If these problems occur, they should be included in the exam report as well as a comment as to their potential impact on the accuracy of the results.

Gastroparesis and rapid gastric emptying are conditions of abnormal gastric motility in the absence of obstructive pathology.

Gastroparesis was classically thought to be the complication of previous stomach surgery or the result of long-standing diabetes 16). More recently, it has been found to most likely be idiopathic (32% of cases) with diabetes the second most common cause (29%) and surgery third (13%). Interestingly, women are afflicted 4-to-1 in comparison to men 17). Given its most common presenting symptoms (nausea, pain, bloating) overlap with a multitude of other diseases, exact prevalence of delayed gastric emptying (delayed gastric emptying) is unknown, though it is estimated in the US that two-thirds of the country’s 23 million people with diabetes suffer from gastroparesis while gastric dysmotility is present in 40% of adults with dyspepsia 18).

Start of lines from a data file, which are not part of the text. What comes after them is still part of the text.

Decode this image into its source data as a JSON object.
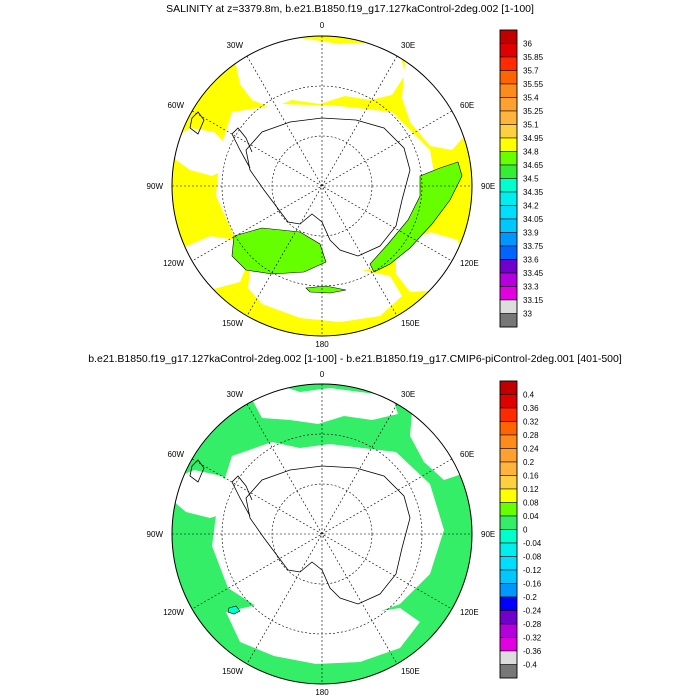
{
  "panels": [
    {
      "title": "SALINITY at z=3379.8m, b.e21.B1850.f19_g17.127kaControl-2deg.002 [1-100]",
      "lon_labels": [
        "0",
        "30E",
        "60E",
        "90E",
        "120E",
        "150E",
        "180",
        "150W",
        "120W",
        "90W",
        "60W",
        "30W"
      ],
      "colorbar": {
        "labels": [
          "36",
          "35.85",
          "35.7",
          "35.55",
          "35.4",
          "35.25",
          "35.1",
          "34.95",
          "34.8",
          "34.65",
          "34.5",
          "34.35",
          "34.2",
          "34.05",
          "33.9",
          "33.75",
          "33.6",
          "33.45",
          "33.3",
          "33.15",
          "33"
        ],
        "colors": [
          "#c00000",
          "#e00000",
          "#ff2a00",
          "#ff6400",
          "#ff8c1a",
          "#ffa030",
          "#ffb43c",
          "#ffd040",
          "#ffff00",
          "#66ff00",
          "#33ee33",
          "#00ffcc",
          "#00eeee",
          "#00ddff",
          "#00c8ff",
          "#0096ff",
          "#0064ff",
          "#7000cc",
          "#b400dc",
          "#e000e0",
          "#dddddd",
          "#777777"
        ]
      },
      "ocean_color": "#ffff00",
      "anomaly_color": "#66ff00"
    },
    {
      "title": "b.e21.B1850.f19_g17.127kaControl-2deg.002 [1-100] - b.e21.B1850.f19_g17.CMIP6-piControl-2deg.001 [401-500]",
      "lon_labels": [
        "0",
        "30E",
        "60E",
        "90E",
        "120E",
        "150E",
        "180",
        "150W",
        "120W",
        "90W",
        "60W",
        "30W"
      ],
      "colorbar": {
        "labels": [
          "0.4",
          "0.36",
          "0.32",
          "0.28",
          "0.24",
          "0.2",
          "0.16",
          "0.12",
          "0.08",
          "0.04",
          "0",
          "-0.04",
          "-0.08",
          "-0.12",
          "-0.16",
          "-0.2",
          "-0.24",
          "-0.28",
          "-0.32",
          "-0.36",
          "-0.4"
        ],
        "colors": [
          "#c00000",
          "#e00000",
          "#ff2a00",
          "#ff6400",
          "#ff8c1a",
          "#ffa030",
          "#ffb43c",
          "#ffd040",
          "#ffff00",
          "#66ff00",
          "#33ee66",
          "#00ffcc",
          "#00eeee",
          "#00ddff",
          "#00c8ff",
          "#0096ff",
          "#0000ff",
          "#7000cc",
          "#b400dc",
          "#e000e0",
          "#dddddd",
          "#777777"
        ]
      },
      "ocean_color": "#33ee66",
      "anomaly_color": "#00ffcc"
    }
  ]
}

Similar to delayed gastric emptying, rapid gastric empty is identified more commonly than previously suspected. It has been found in nearly 60% of patients with cyclic vomiting syndrome who undergo gastric emptying study as well as a large proportion of individuals with autonomic dysfunction 19).

Given this high prevalence of disease and its substantial impact on public health, it is critical that those afflicted be appropriately diagnosed to guide proper treatment and effective management. Key to this is the use of properly performed gastric emptying scintigraphy following standardized consensus guidelines. Research has shown that by using these parameters appropriately, the diagnostic yield of the gastric emptying study can be improved significantly. Imaging of solid gastric emptying out to 4 hours, as recommended, increases sensitivity by a third over historical protocols that limited imaging to 2 or fewer hours. Adding a liquid gastric emptying study study in patients with a normal solid gastric emptying can further increase detection of gastroparesis by another third 20). By identifying more patients with abnormal gastric emptying, it will lead to more accurate diagnoses, which in turn will hopefully result in further development of therapies and improved care.

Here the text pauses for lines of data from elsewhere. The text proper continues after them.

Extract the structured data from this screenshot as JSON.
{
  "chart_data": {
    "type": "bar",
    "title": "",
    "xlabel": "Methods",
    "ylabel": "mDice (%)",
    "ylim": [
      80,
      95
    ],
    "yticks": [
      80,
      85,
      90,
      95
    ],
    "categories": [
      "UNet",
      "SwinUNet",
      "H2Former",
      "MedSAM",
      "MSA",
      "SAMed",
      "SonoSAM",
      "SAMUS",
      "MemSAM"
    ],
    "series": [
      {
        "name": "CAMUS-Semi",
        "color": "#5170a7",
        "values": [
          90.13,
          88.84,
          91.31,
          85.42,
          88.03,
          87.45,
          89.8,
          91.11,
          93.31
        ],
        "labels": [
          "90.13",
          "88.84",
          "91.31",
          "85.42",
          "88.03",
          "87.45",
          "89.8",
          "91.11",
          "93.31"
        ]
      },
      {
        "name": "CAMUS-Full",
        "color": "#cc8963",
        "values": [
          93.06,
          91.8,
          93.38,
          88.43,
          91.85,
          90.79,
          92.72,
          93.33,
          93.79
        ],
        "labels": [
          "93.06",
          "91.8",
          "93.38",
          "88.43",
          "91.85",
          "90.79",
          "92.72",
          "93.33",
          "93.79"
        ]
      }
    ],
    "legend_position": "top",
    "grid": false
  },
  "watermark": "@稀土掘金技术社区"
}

Gastric emptying study side effects

Gastric emptying study uses small amounts of radioactive materials called Technetium-99m sulfur colloid that are swallowed. The radioactive Technetium-99m radiotracer travels through the area being examined and gives off energy in the form of gamma rays which are detected by a special camera and a computer to create images of the inside of your body. Tell your doctor if there’s a possibility you are pregnant or if you are breastfeeding and discuss any recent illnesses, medical conditions, allergies and medications you’re taking.

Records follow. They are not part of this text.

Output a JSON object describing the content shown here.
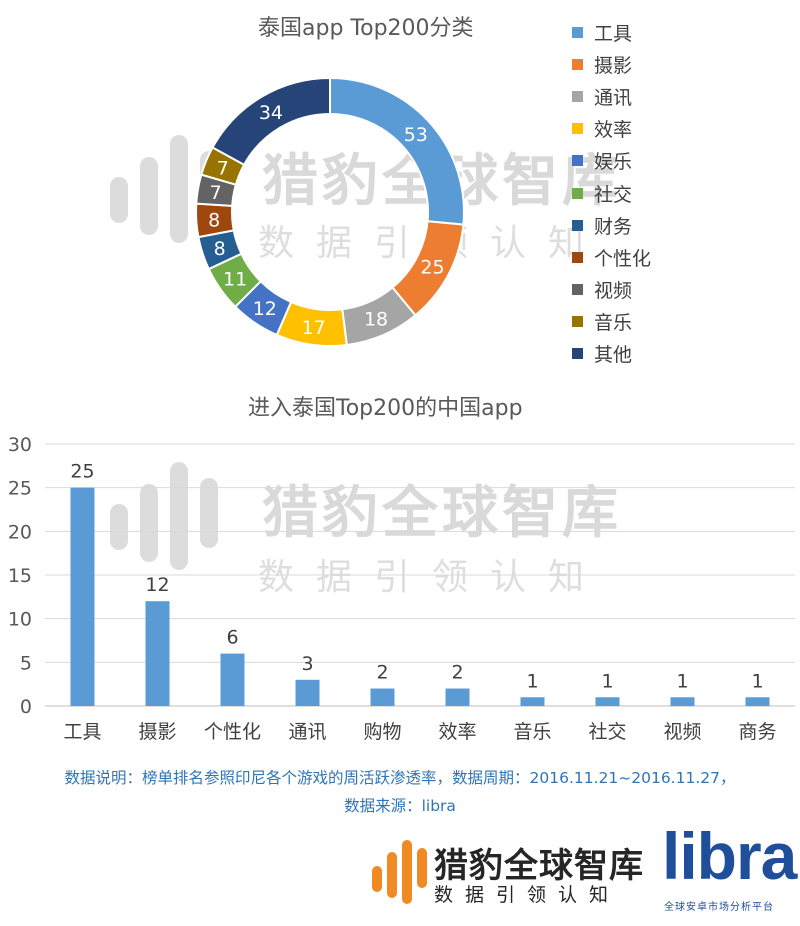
{
  "watermark": {
    "title": "猎豹全球智库",
    "subtitle": "数据引领认知"
  },
  "chart_data": [
    {
      "type": "pie",
      "subtype": "donut",
      "title": "泰国app Top200分类",
      "legend_position": "right",
      "categories": [
        "工具",
        "摄影",
        "通讯",
        "效率",
        "娱乐",
        "社交",
        "财务",
        "个性化",
        "视频",
        "音乐",
        "其他"
      ],
      "values": [
        53,
        25,
        18,
        17,
        12,
        11,
        8,
        8,
        7,
        7,
        34
      ],
      "colors": [
        "#5b9bd5",
        "#ed7d31",
        "#a5a5a5",
        "#ffc000",
        "#4472c4",
        "#70ad47",
        "#255e91",
        "#9e480e",
        "#636363",
        "#997300",
        "#264478"
      ]
    },
    {
      "type": "bar",
      "title": "进入泰国Top200的中国app",
      "categories": [
        "工具",
        "摄影",
        "个性化",
        "通讯",
        "购物",
        "效率",
        "音乐",
        "社交",
        "视频",
        "商务"
      ],
      "values": [
        25,
        12,
        6,
        3,
        2,
        2,
        1,
        1,
        1,
        1
      ],
      "ylim": [
        0,
        30
      ],
      "yticks": [
        0,
        5,
        10,
        15,
        20,
        25,
        30
      ],
      "grid": true,
      "data_labels": true,
      "color": "#5b9bd5"
    }
  ],
  "note": {
    "line1": "数据说明：榜单排名参照印尼各个游戏的周活跃渗透率，数据周期：2016.11.21~2016.11.27，",
    "line2": "数据来源：libra"
  },
  "brand": {
    "title": "猎豹全球智库",
    "subtitle": "数据引领认知",
    "libra": "libra",
    "libra_sub": "全球安卓市场分析平台",
    "bar_color": "#f08a24"
  }
}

Gastric emptying study risks:

  • Because the doses of radiotracer administered are small, diagnostic nuclear medicine procedures result in relatively low radiation exposure to the patient, acceptable for diagnostic exams. Thus, the radiation risk is very low compared with the potential benefits.
  • Nuclear medicine diagnostic procedures have been used for more than five decades, and there are no known long-term adverse effects from such low-dose exposure.
  • The risks of the treatment are always weighed against the potential benefits for nuclear medicine therapeutic procedures. You will be informed of all significant risks prior to the treatment and have an opportunity to ask questions.
  • Allergic reactions to Technetium-99m sulfur may occur but are extremely rare and are usually mild. Nevertheless, you should inform the nuclear medicine personnel of any allergies you may have or other problems that may have occurred during a previous nuclear medicine exam.
  • Women should always inform their physician or radiology technologist if there is any possibility that they are pregnant or if they are breastfeeding.
  • Some of the Technetium-99m sulfur radiotracer that are used for the study can pass into the mother’s milk and subsequently the child will consume them. To avoid this possibility, it is important that a nursing mother inform her physician and the nuclear medicine technologist about this before the examination begins.